With this sequel to At the Earth’s Core, Edgar Rice Burroughs brings us back to the hollow Earth for the further adventures of David Innes and friends. Though there are further books set in Pellucidar, the first two novels work together to create one complete story. By the end of this book, David’s tale could easily be complete.
There’s more world building and exploration in this one. David is forced to travel far and wide, meeting lots of new people and facing new monsters. Of course, he’s still trying to get hold of Dian the Beautiful, and the circumstances that keep them apart continue to stretch credibility more than anything in the fantastical world. I kept being reminded of when I watched the first couple seasons of the TV series 24 where after Jack’s daughter was kidnapped for the second time in a day and his wife got amnesia, I felt things were getting perhaps a touch ridiculous.
It isn’t hyperbole to call this Imperialist Fantasy.
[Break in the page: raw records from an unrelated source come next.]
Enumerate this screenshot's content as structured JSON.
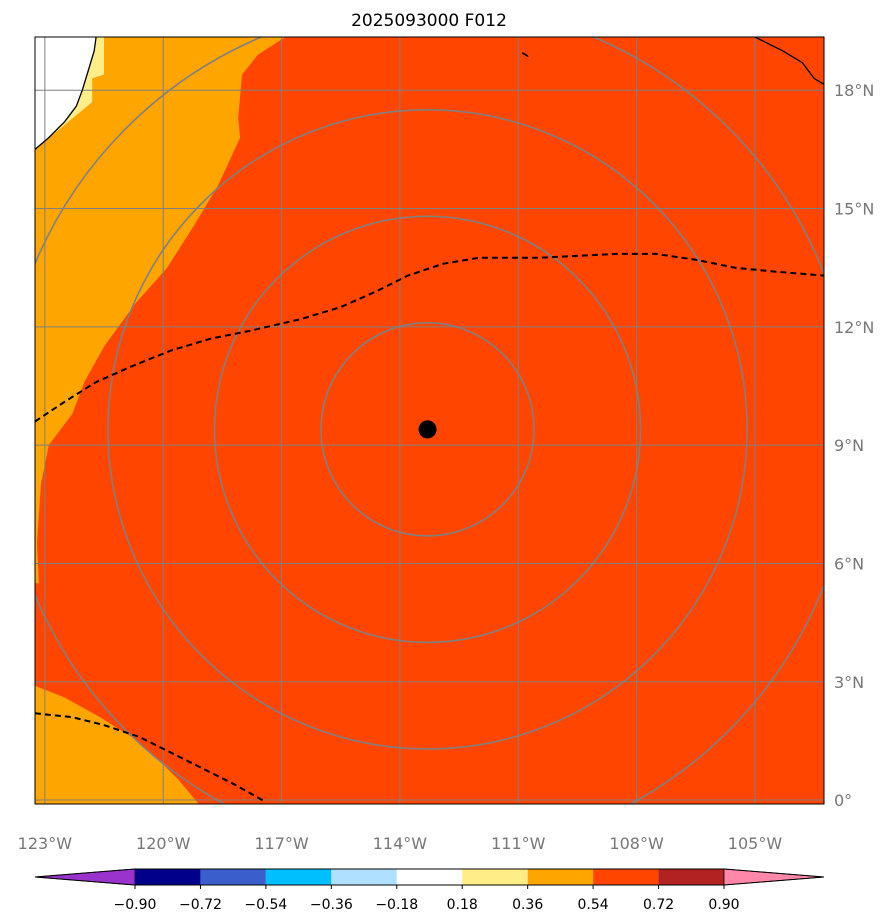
{
  "map": {
    "title": "2025093000 F012",
    "projection": "PlateCarree",
    "extent": {
      "lon_min": -123.25,
      "lon_max": -103.25,
      "lat_min": -0.1,
      "lat_max": 19.35
    },
    "storm_center": {
      "lon": -113.3,
      "lat": 9.4
    },
    "range_rings_deg": [
      2.7,
      5.4,
      8.1,
      10.8
    ],
    "lon_ticks": [
      {
        "value": -123,
        "label": "123°W"
      },
      {
        "value": -120,
        "label": "120°W"
      },
      {
        "value": -117,
        "label": "117°W"
      },
      {
        "value": -114,
        "label": "114°W"
      },
      {
        "value": -111,
        "label": "111°W"
      },
      {
        "value": -108,
        "label": "108°W"
      },
      {
        "value": -105,
        "label": "105°W"
      }
    ],
    "lat_ticks": [
      {
        "value": 0,
        "label": "0°"
      },
      {
        "value": 3,
        "label": "3°N"
      },
      {
        "value": 6,
        "label": "6°N"
      },
      {
        "value": 9,
        "label": "9°N"
      },
      {
        "value": 12,
        "label": "12°N"
      },
      {
        "value": 15,
        "label": "15°N"
      },
      {
        "value": 18,
        "label": "18°N"
      }
    ],
    "dashed_contours": [
      [
        [
          -123.25,
          9.6
        ],
        [
          -122.5,
          10.1
        ],
        [
          -121.7,
          10.6
        ],
        [
          -120.8,
          11.0
        ],
        [
          -119.8,
          11.4
        ],
        [
          -118.8,
          11.7
        ],
        [
          -117.8,
          11.9
        ],
        [
          -116.5,
          12.2
        ],
        [
          -115.5,
          12.5
        ],
        [
          -114.6,
          12.9
        ],
        [
          -113.8,
          13.3
        ],
        [
          -112.9,
          13.6
        ],
        [
          -112.0,
          13.75
        ],
        [
          -110.5,
          13.75
        ],
        [
          -109.5,
          13.8
        ],
        [
          -108.5,
          13.85
        ],
        [
          -107.5,
          13.85
        ],
        [
          -106.5,
          13.7
        ],
        [
          -105.5,
          13.5
        ],
        [
          -104.5,
          13.4
        ],
        [
          -103.25,
          13.3
        ]
      ],
      [
        [
          -123.25,
          2.2
        ],
        [
          -122.3,
          2.1
        ],
        [
          -121.5,
          1.9
        ],
        [
          -120.6,
          1.6
        ],
        [
          -119.8,
          1.2
        ],
        [
          -119.0,
          0.8
        ],
        [
          -118.2,
          0.4
        ],
        [
          -117.4,
          -0.05
        ]
      ]
    ],
    "coastlines": [
      [
        [
          -123.25,
          16.5
        ],
        [
          -122.9,
          16.8
        ],
        [
          -122.5,
          17.2
        ],
        [
          -122.2,
          17.6
        ],
        [
          -122.05,
          18.0
        ],
        [
          -121.9,
          18.5
        ],
        [
          -121.75,
          19.0
        ],
        [
          -121.7,
          19.35
        ]
      ],
      [
        [
          -103.25,
          18.15
        ],
        [
          -103.5,
          18.3
        ],
        [
          -103.8,
          18.7
        ],
        [
          -104.3,
          19.0
        ],
        [
          -104.7,
          19.2
        ],
        [
          -105.0,
          19.35
        ]
      ],
      [
        [
          -110.9,
          18.95
        ],
        [
          -110.75,
          18.85
        ],
        [
          -110.8,
          18.9
        ],
        [
          -110.9,
          18.95
        ]
      ]
    ],
    "fill_regions": [
      {
        "level": "0.36-0.54",
        "color": "#FFA500",
        "polygon": [
          [
            -123.25,
            19.35
          ],
          [
            -116.9,
            19.35
          ],
          [
            -117.6,
            18.9
          ],
          [
            -118.0,
            18.4
          ],
          [
            -118.1,
            17.3
          ],
          [
            -118.05,
            16.8
          ],
          [
            -118.6,
            15.6
          ],
          [
            -119.2,
            14.6
          ],
          [
            -119.9,
            13.5
          ],
          [
            -120.7,
            12.6
          ],
          [
            -121.5,
            11.5
          ],
          [
            -122.0,
            10.6
          ],
          [
            -122.3,
            9.8
          ],
          [
            -122.9,
            9.0
          ],
          [
            -123.1,
            8.0
          ],
          [
            -123.2,
            6.5
          ],
          [
            -123.15,
            5.5
          ],
          [
            -123.25,
            5.5
          ]
        ]
      },
      {
        "level": "0.36-0.54",
        "color": "#FFA500",
        "polygon": [
          [
            -123.25,
            2.9
          ],
          [
            -122.5,
            2.6
          ],
          [
            -121.6,
            2.1
          ],
          [
            -120.8,
            1.6
          ],
          [
            -120.2,
            1.1
          ],
          [
            -119.6,
            0.5
          ],
          [
            -119.1,
            -0.1
          ],
          [
            -123.25,
            -0.1
          ]
        ]
      },
      {
        "level": "0.18-0.36",
        "color": "#FFEE88",
        "polygon": [
          [
            -123.25,
            16.5
          ],
          [
            -121.8,
            17.7
          ],
          [
            -121.8,
            18.3
          ],
          [
            -121.5,
            18.4
          ],
          [
            -121.5,
            19.35
          ],
          [
            -123.25,
            19.35
          ]
        ]
      },
      {
        "level": "-0.18-0.18",
        "color": "#FFFFFF",
        "polygon": [
          [
            -123.25,
            16.5
          ],
          [
            -122.9,
            16.8
          ],
          [
            -122.5,
            17.2
          ],
          [
            -122.2,
            17.6
          ],
          [
            -122.05,
            18.0
          ],
          [
            -121.9,
            18.5
          ],
          [
            -121.75,
            19.0
          ],
          [
            -121.7,
            19.35
          ],
          [
            -123.25,
            19.35
          ]
        ]
      }
    ]
  },
  "colorbar": {
    "colors": [
      "#9933CC",
      "#00008B",
      "#3A5FCD",
      "#00BFFF",
      "#B0E0FF",
      "#FFFFFF",
      "#FFEE88",
      "#FFA500",
      "#FF4500",
      "#B22222",
      "#FF88AA"
    ],
    "levels": [
      -0.9,
      -0.72,
      -0.54,
      -0.36,
      -0.18,
      0.18,
      0.36,
      0.54,
      0.72,
      0.9
    ],
    "tick_labels": [
      "−0.90",
      "−0.72",
      "−0.54",
      "−0.36",
      "−0.18",
      "0.18",
      "0.36",
      "0.54",
      "0.72",
      "0.90"
    ]
  },
  "colors": {
    "background_field": "#FF4500",
    "grid": "#808080",
    "rings": "#808080",
    "contour": "#000000",
    "center_marker": "#000000"
  }
}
The characters literally talk about how superior they are to the people they’ve met, how they are duty bound to bring the natives “civilization,” and how only David has what it takes to be their leader. This sort of thing is often done in adventure books of the era, but I haven’t often seen it so explicitly stated. There’s no subtlety. David will bring them guns and government…but of course, he’ll do it right. Not like those jerks from the surface world.
I enjoyed a lot about this second book, if for no other reason than it was a bit less formulaic than the first. Burroughs knew how to start an adventure series, and in a lot of ways, he did it the same way each time. The first book of John Carter, Carson Napier, David Innes, and the unnamed narrator from Beyond the Farthest Star all hit familiar notes. American guy is doing something else, some outlandish accident happens, he finds himself in a strange world. There are monsters and villains, new friends, and a beautiful woman who instantly falls in love with him (and he with her). Through superior strength and some cleverness, he triumphs, but something keeps him away from the girl…leading to the next book. Book two is where things tend to get more interesting and varied.
It really seems like Burroughs was planning to call it a day on this series. The ending of the book definitely feels like an ending. I laughingly thought of the end of The Lord of the Rings, where the climax happens, but the book keeps going and going. The wind-down goes on for a while, making things feel pretty solidly wrapped up by the end. I’m not sure when I’ll get around to reading whatever the next book set in Pellucidar will be. Is it the Tarzan one? I don’t know. One of these days.